Many of the tidyverse/dplyr verbs have methods for `sf` objects. This means that given that both `sf` and `dplyr` are loaded, manipulations such as selecting a single attribute will return an `sf` object:
```{r}
library(dplyr)
nc %>% select(NWBIR74) %>% head(2)
```
which implies that the geometry is sticky, and gets added automatically. If we want to drop geometry, we can coerce to `data.frame` first, this drops geometry list-columns:
```{r}
nc %>% as.data.frame %>% select(NWBIR74) %>% head(2)
```
## Subsetting feature sets
We can subset feature sets by using the square bracket notation
```{r}
nc[1, "NWBIR74"]
```
and use the `drop` argument to drop geometries:
```{r}
nc[1, "NWBIR74", drop = TRUE]
```
but we can also use a spatial object as the row selector, to select features that intersect with another spatial feature:
```{r}
Ashe = nc[nc$NAME == "Ashe",]
class(Ashe)
nc[Ashe,]
```
we see that in the result set `Ashe` is included, as the default value for argument `op` in `[.sf` is `st_intersects`, and `Ashe` intersects with itself. We could exclude self-intersection by using predicate `st_touches` (overlapping features don't touch):
```{r}
Ashe = nc[nc$NAME == "Ashe",]
nc[Ashe, op = st_touches]
```
using `dplyr`, we can do the same by calling the predicate directly:
```{r}
nc %>% filter(lengths(st_touches(., Ashe)) > 0)
```
## Aggregating or summarizing feature sets
Suppose we want to compare the 1974 fraction of SID (sudden infant death) of the counties that intersect with `Ashe` to the remaining ones.

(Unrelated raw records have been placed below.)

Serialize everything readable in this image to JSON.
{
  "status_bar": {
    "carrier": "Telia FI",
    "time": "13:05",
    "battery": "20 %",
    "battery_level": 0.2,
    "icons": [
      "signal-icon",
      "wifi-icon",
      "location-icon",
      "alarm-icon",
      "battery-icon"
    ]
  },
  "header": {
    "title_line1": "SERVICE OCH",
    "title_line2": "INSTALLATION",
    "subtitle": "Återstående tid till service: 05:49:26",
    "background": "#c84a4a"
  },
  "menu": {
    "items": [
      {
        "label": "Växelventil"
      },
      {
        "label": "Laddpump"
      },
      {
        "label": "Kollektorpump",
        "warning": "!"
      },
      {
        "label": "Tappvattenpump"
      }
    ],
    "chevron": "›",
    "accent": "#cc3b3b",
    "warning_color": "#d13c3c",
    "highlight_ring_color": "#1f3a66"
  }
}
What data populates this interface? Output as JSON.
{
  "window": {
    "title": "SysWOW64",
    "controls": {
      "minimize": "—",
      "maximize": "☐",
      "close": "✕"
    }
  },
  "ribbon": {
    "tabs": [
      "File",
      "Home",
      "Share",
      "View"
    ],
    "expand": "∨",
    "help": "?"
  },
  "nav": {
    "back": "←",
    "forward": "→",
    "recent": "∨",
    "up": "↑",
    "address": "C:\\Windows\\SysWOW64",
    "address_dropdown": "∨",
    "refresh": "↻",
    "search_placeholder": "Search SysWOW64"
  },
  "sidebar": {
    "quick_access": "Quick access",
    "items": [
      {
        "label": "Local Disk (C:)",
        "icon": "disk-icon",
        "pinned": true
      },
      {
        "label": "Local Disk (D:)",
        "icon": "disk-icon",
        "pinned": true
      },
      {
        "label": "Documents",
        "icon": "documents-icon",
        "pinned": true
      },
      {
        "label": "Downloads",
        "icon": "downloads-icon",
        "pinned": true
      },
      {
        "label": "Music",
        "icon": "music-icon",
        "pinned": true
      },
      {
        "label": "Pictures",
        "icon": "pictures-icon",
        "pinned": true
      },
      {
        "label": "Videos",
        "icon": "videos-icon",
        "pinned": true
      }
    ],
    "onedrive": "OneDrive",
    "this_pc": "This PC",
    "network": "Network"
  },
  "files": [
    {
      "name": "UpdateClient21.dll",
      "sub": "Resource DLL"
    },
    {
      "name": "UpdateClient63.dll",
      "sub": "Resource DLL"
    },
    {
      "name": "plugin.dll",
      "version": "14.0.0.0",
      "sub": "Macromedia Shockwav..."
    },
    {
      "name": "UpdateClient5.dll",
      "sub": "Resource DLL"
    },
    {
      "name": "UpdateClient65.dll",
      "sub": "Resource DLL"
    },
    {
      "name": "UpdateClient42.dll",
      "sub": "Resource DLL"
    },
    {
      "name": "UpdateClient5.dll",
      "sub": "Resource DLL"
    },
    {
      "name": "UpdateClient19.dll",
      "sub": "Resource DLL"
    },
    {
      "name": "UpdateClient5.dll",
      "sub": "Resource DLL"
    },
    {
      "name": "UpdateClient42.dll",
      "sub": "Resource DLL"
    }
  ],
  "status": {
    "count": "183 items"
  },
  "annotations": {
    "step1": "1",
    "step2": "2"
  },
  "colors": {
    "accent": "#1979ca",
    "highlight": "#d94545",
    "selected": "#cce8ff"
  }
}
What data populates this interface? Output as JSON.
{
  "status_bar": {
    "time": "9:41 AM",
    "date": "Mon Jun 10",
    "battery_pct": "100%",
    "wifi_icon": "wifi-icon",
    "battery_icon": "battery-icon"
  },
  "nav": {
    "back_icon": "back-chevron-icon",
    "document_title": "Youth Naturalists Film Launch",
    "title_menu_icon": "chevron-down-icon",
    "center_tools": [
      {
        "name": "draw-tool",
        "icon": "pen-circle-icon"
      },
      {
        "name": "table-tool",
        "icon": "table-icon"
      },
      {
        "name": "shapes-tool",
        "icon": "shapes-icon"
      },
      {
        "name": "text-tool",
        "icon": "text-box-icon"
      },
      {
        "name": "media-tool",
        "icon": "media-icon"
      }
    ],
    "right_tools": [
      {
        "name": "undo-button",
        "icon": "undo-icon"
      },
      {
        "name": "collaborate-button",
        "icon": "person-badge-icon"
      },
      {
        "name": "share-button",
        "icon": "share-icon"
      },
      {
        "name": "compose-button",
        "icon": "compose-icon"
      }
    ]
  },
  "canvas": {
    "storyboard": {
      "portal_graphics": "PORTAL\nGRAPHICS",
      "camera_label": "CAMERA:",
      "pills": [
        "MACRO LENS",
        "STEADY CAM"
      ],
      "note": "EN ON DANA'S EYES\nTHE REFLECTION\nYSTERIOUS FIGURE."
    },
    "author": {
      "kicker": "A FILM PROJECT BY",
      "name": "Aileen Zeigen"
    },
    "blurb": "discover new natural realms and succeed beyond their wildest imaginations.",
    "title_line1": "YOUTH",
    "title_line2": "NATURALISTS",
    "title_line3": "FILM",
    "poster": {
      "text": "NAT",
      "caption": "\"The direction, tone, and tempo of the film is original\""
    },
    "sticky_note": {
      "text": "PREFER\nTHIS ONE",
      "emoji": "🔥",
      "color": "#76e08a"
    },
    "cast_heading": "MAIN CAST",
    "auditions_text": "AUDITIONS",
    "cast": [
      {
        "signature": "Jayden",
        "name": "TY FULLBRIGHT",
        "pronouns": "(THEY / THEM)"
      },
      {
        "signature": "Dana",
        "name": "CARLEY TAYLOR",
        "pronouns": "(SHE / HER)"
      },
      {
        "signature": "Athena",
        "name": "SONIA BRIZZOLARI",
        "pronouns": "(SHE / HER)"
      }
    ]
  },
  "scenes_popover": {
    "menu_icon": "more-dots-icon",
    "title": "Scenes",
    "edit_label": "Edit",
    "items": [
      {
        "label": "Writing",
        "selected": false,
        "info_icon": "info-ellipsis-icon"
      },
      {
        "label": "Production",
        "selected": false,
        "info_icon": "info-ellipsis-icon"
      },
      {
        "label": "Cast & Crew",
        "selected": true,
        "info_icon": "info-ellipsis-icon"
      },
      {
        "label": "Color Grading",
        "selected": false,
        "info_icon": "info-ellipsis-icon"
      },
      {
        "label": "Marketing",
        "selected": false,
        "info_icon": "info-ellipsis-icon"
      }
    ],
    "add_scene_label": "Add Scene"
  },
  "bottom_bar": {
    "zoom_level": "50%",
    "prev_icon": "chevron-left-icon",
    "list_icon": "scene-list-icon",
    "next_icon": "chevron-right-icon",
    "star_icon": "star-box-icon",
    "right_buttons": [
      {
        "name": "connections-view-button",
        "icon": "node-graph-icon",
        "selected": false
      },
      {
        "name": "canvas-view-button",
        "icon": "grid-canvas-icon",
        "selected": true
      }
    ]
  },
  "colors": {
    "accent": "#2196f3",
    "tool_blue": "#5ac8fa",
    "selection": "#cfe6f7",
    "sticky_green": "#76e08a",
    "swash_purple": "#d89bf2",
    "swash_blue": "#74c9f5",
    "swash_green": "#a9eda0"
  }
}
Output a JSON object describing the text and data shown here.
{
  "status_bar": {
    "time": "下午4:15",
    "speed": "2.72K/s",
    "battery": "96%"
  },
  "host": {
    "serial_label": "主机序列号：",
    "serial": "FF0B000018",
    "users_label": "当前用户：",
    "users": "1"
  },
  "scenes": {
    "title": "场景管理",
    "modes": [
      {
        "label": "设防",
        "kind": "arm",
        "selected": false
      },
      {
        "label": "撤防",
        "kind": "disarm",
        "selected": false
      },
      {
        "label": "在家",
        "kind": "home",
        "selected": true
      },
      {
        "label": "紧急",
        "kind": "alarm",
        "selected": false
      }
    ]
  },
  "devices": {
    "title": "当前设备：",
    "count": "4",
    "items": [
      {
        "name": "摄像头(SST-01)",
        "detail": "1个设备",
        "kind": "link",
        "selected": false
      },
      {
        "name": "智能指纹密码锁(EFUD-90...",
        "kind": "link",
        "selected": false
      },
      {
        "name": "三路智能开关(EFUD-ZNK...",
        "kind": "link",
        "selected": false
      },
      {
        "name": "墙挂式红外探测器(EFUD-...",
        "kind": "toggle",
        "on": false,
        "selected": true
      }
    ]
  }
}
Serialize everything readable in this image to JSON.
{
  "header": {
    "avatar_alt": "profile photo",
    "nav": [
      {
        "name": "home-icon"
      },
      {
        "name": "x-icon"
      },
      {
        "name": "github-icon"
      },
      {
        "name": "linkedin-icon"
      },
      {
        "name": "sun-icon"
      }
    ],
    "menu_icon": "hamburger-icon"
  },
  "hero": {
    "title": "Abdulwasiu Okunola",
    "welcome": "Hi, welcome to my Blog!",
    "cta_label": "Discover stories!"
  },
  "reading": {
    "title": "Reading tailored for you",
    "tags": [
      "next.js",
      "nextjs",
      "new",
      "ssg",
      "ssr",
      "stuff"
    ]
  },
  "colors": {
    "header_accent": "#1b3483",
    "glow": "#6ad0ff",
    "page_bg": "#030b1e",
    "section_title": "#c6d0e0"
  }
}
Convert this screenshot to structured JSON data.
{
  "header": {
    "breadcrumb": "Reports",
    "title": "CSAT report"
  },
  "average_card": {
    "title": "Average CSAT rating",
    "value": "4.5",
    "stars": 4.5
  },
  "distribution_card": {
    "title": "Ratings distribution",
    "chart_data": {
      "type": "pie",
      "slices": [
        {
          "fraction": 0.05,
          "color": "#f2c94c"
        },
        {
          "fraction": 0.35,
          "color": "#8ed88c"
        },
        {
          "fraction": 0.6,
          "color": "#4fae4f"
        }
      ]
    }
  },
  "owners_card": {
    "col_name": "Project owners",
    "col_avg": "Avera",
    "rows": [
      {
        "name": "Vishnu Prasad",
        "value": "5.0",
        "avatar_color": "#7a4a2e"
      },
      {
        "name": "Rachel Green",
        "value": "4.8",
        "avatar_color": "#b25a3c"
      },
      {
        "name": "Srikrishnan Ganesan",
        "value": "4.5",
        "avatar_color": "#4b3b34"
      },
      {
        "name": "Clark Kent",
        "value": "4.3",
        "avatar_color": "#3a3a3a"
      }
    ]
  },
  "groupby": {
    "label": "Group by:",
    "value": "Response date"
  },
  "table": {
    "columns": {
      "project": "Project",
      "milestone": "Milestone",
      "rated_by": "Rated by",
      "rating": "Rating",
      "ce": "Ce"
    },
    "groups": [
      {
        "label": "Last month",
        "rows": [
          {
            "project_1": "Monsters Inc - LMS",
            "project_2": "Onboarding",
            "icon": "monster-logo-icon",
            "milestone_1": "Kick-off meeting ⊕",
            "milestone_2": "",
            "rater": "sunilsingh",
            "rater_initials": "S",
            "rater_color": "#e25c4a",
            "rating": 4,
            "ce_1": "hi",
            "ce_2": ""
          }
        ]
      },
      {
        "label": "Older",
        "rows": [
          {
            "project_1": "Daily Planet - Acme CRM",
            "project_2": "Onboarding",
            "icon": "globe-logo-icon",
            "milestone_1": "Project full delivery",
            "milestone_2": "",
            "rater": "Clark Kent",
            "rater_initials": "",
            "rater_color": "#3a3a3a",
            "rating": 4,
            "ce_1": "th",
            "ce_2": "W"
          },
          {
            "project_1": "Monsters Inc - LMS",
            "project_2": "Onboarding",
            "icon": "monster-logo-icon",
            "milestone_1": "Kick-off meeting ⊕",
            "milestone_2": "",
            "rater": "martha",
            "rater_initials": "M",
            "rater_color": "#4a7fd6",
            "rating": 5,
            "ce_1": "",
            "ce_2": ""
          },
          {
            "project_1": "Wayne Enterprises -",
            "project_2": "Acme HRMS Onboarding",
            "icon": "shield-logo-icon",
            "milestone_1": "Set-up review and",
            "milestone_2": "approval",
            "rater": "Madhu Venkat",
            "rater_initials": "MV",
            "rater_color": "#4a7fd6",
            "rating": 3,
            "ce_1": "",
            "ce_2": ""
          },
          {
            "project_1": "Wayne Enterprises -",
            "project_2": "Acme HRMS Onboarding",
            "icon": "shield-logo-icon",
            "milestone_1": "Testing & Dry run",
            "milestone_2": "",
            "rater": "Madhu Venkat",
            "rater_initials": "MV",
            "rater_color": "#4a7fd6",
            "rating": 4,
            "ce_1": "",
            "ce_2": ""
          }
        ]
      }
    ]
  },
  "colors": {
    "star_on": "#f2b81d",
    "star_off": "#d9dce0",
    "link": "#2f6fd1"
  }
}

We can do this by
```{r}
a <- aggregate(nc[, c("SID74", "BIR74")], list(Ashe_nb = lengths(st_intersects(nc, Ashe)) > 0), sum)
(a <- a %>% mutate(frac74 = SID74 / BIR74) %>% select(frac74))
plot(a[2], col = c(grey(.8), grey(.5)))
plot(st_geometry(Ashe), border = '#ff8888', add = TRUE, lwd = 2)
```
## Joining two feature sets based on attributes
The usual join verbs base R (`merge`) and of dplyr (`left_join`, etc) work for `sf` objects as well; the joining takes place on attributes (ignoring geometries). In case of no matching geometry, an empty geometry is substituted. The second argument should be a `data.frame` (or similar), not an `sf` object:
```{r}
x = st_sf(a = 1:2, geom = st_sfc(st_point(c(0,0)), st_point(c(1,1))))
y = data.frame(a = 2:3)
merge(x, y)
merge(x, y, all = TRUE)
right_join(x, y)
```
## Joining two feature sets based on geometries
For joining based on spatial intersections (of any kind), `st_join` is used:
```{r fig=TRUE}
x = st_sf(a = 1:3, geom = st_sfc(st_point(c(1,1)), st_point(c(2,2)), st_point(c(3,3))))
y = st_buffer(x, 0.1)
x = x[1:2,]
y = y[2:3,]
plot(st_geometry(x), xlim = c(.5, 3.5))
plot(st_geometry(y), add = TRUE)
```
The join method is a left join, retaining all records of the first attribute:
```{r}
st_join(x, y)
st_join(y, x)
```
and the geometry retained is that of the first argument.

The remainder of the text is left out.